In the “freedom convoys”, the same ideological fractures as among the anti passes and yellow vests


In Cédric’s van, which has come from the Vendée, three comrades who have been dating since the “yellow vests” vociferate against the “rotten” and “crooked” policies and assure that they will not vote. Everyone prefers to keep their family name quiet.

The 42-year-old ballroom musician dropped politics “from Holland”, despite a “family far-left sensibility” and an interest in all subjects relating to “global finance”. His co-pilot, Cyril, 36, voted “green” when he was 18. But then he “broke with the system of representativeness” and lives in alternative communities.

In the back, Kevin, a worker in a fish factory, is in the background. “At the beginning of the yellow vests, saying that I voted for Le Pen would sometimes have caused problems”, ends up saying the one who displays a blue-white-red armband crossed out with the word “resistant” in golden letters. Silence in the cabin. “Now we have overcome all that, we know that we think differently but we have common objectives that make us exceed”, resumes Cédric.

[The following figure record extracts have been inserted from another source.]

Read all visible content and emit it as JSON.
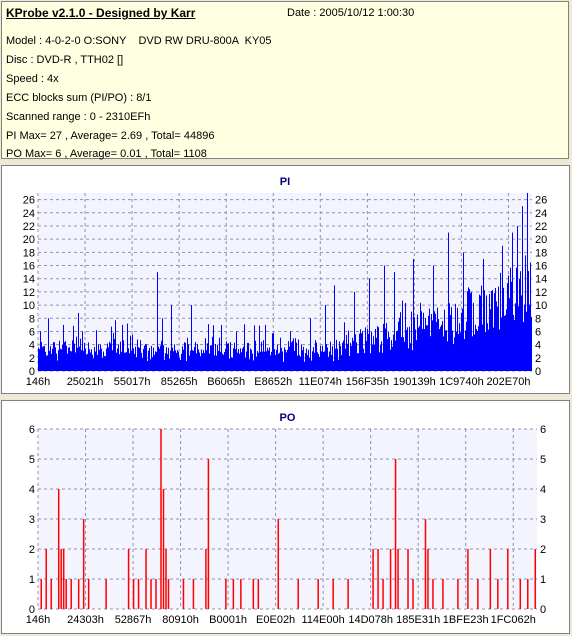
{
  "header": {
    "title": "KProbe v2.1.0 - Designed by Karr",
    "date": "Date : 2005/10/12 1:00:30",
    "lines": [
      "Model : 4-0-2-0 O:SONY    DVD RW DRU-800A  KY05",
      "Disc : DVD-R , TTH02 []",
      "Speed : 4x",
      "ECC blocks sum (PI/PO) : 8/1",
      "Scanned range : 0 - 2310EFh",
      "PI Max= 27 , Average= 2.69 , Total= 44896",
      "PO Max= 6 , Average= 0.01 , Total= 1108"
    ]
  },
  "colors": {
    "pi": "#0000ff",
    "po": "#ff0000",
    "title": "#000080",
    "plot_bg": "#f4f4ff"
  },
  "chart_data": [
    {
      "type": "bar",
      "title": "PI",
      "ylim": [
        0,
        27
      ],
      "yticks": [
        0,
        2,
        4,
        6,
        8,
        10,
        12,
        14,
        16,
        18,
        20,
        22,
        24,
        26
      ],
      "xticks": [
        "146h",
        "25021h",
        "55017h",
        "85265h",
        "B6065h",
        "E8652h",
        "11E074h",
        "156F35h",
        "190139h",
        "1C9740h",
        "202E70h"
      ],
      "grid": true,
      "baseline_profile": [
        [
          0,
          2
        ],
        [
          0.55,
          2
        ],
        [
          0.65,
          3
        ],
        [
          0.75,
          5
        ],
        [
          0.85,
          6
        ],
        [
          0.95,
          9
        ],
        [
          1.0,
          11
        ]
      ],
      "spikes": [
        [
          0.02,
          8
        ],
        [
          0.05,
          7
        ],
        [
          0.09,
          6
        ],
        [
          0.17,
          7
        ],
        [
          0.25,
          8
        ],
        [
          0.27,
          10
        ],
        [
          0.31,
          10
        ],
        [
          0.24,
          15
        ],
        [
          0.37,
          7
        ],
        [
          0.4,
          6
        ],
        [
          0.46,
          7
        ],
        [
          0.51,
          6
        ],
        [
          0.55,
          8
        ],
        [
          0.58,
          10
        ],
        [
          0.6,
          13
        ],
        [
          0.64,
          12
        ],
        [
          0.67,
          14
        ],
        [
          0.7,
          16
        ],
        [
          0.72,
          15
        ],
        [
          0.76,
          17
        ],
        [
          0.8,
          16
        ],
        [
          0.83,
          21
        ],
        [
          0.86,
          18
        ],
        [
          0.9,
          17
        ],
        [
          0.94,
          19
        ],
        [
          0.96,
          21
        ],
        [
          0.97,
          22
        ],
        [
          0.98,
          25
        ],
        [
          0.99,
          27
        ]
      ]
    },
    {
      "type": "bar",
      "title": "PO",
      "ylim": [
        0,
        6
      ],
      "yticks": [
        0,
        1,
        2,
        3,
        4,
        5,
        6
      ],
      "xticks": [
        "146h",
        "24303h",
        "52867h",
        "80910h",
        "B0001h",
        "E0E02h",
        "114E00h",
        "14D078h",
        "185E31h",
        "1BFE23h",
        "1FC062h"
      ],
      "grid": true,
      "bars": [
        [
          0.005,
          1
        ],
        [
          0.015,
          2
        ],
        [
          0.025,
          1
        ],
        [
          0.04,
          4
        ],
        [
          0.045,
          2
        ],
        [
          0.05,
          2
        ],
        [
          0.055,
          1
        ],
        [
          0.065,
          1
        ],
        [
          0.08,
          1
        ],
        [
          0.09,
          3
        ],
        [
          0.1,
          1
        ],
        [
          0.135,
          1
        ],
        [
          0.18,
          2
        ],
        [
          0.19,
          1
        ],
        [
          0.2,
          1
        ],
        [
          0.215,
          2
        ],
        [
          0.225,
          1
        ],
        [
          0.235,
          1
        ],
        [
          0.245,
          6
        ],
        [
          0.25,
          4
        ],
        [
          0.255,
          2
        ],
        [
          0.26,
          1
        ],
        [
          0.29,
          1
        ],
        [
          0.31,
          1
        ],
        [
          0.335,
          2
        ],
        [
          0.34,
          5
        ],
        [
          0.375,
          1
        ],
        [
          0.39,
          1
        ],
        [
          0.405,
          1
        ],
        [
          0.43,
          1
        ],
        [
          0.44,
          1
        ],
        [
          0.48,
          3
        ],
        [
          0.52,
          1
        ],
        [
          0.56,
          1
        ],
        [
          0.59,
          1
        ],
        [
          0.62,
          1
        ],
        [
          0.67,
          2
        ],
        [
          0.68,
          2
        ],
        [
          0.69,
          1
        ],
        [
          0.705,
          2
        ],
        [
          0.715,
          5
        ],
        [
          0.72,
          2
        ],
        [
          0.74,
          2
        ],
        [
          0.75,
          1
        ],
        [
          0.775,
          3
        ],
        [
          0.78,
          2
        ],
        [
          0.79,
          1
        ],
        [
          0.81,
          1
        ],
        [
          0.84,
          1
        ],
        [
          0.86,
          2
        ],
        [
          0.88,
          1
        ],
        [
          0.905,
          2
        ],
        [
          0.92,
          1
        ],
        [
          0.94,
          2
        ],
        [
          0.965,
          1
        ],
        [
          0.98,
          1
        ],
        [
          0.995,
          2
        ]
      ]
    }
  ]
}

The three men, who are looking for a coffee to take away because they don’t have what they call a “Nazitarian pass”, allowing them to sit in an establishment, reflect on what made them “overcome the divisions”. “The idea that the real fascists are there, in government, sitting on our freedoms”, launches Cédric, grandson of the resistant.

Extremes attract

These ideological tensions had also marked and often divided the movement of “yellow vests” from 2018, giving rise to spectacular fights between far-left and far-right activists in certain processions.

The anti-pass movement is today crossed by these same fracture lines, as evidenced by the multiplicity of weekly parades in the capital, between different movements that refuse to march together.

Émilie, 27, nursing assistant in nursing home, vaccinated “backwards” to avoid going to do “interim work at the factory”, in the convoy from Rennes. “These demonstrations opened my eyes to France, to all these different anger,” she says, admitting “moments when I forgot myself, like the day I found myself in Philippot’s procession with people I can’t like”.

The leader of the Patriots, Florian Philippot, organizes a weekly anti-pass parade in the capital. Other candidates for the presidential election have lent their support to this movement, including Marine Le Pen, Eric Zemmour (extreme right) or the radical left party La France insoumise (LFI).

“Rillettes party” on the roundabout

The organizers have in return adopted a suspicious attitude vis-à-vis any attempt at electoral recovery and insist that they are “apolitical, partisan, non-religious”. The moderators of “Convoy France” keep an eye on things. On the couriers used to coordinate the advance of the vehicles, all politicized messages are filtered, the chats closed if they do not respect the rule.

In Le Mans, on the “roundabout of the picnic”, a “rillettes party” is organized for the reunion of two convoys. A pro-Zemmour Le Mans activist came with his leaflets, approaching the conveyors with an engaging “what do you think of the presidential election? »

– “We’re not going to get along”, interrupts Phil, a retired postal worker, Breton flag in hand.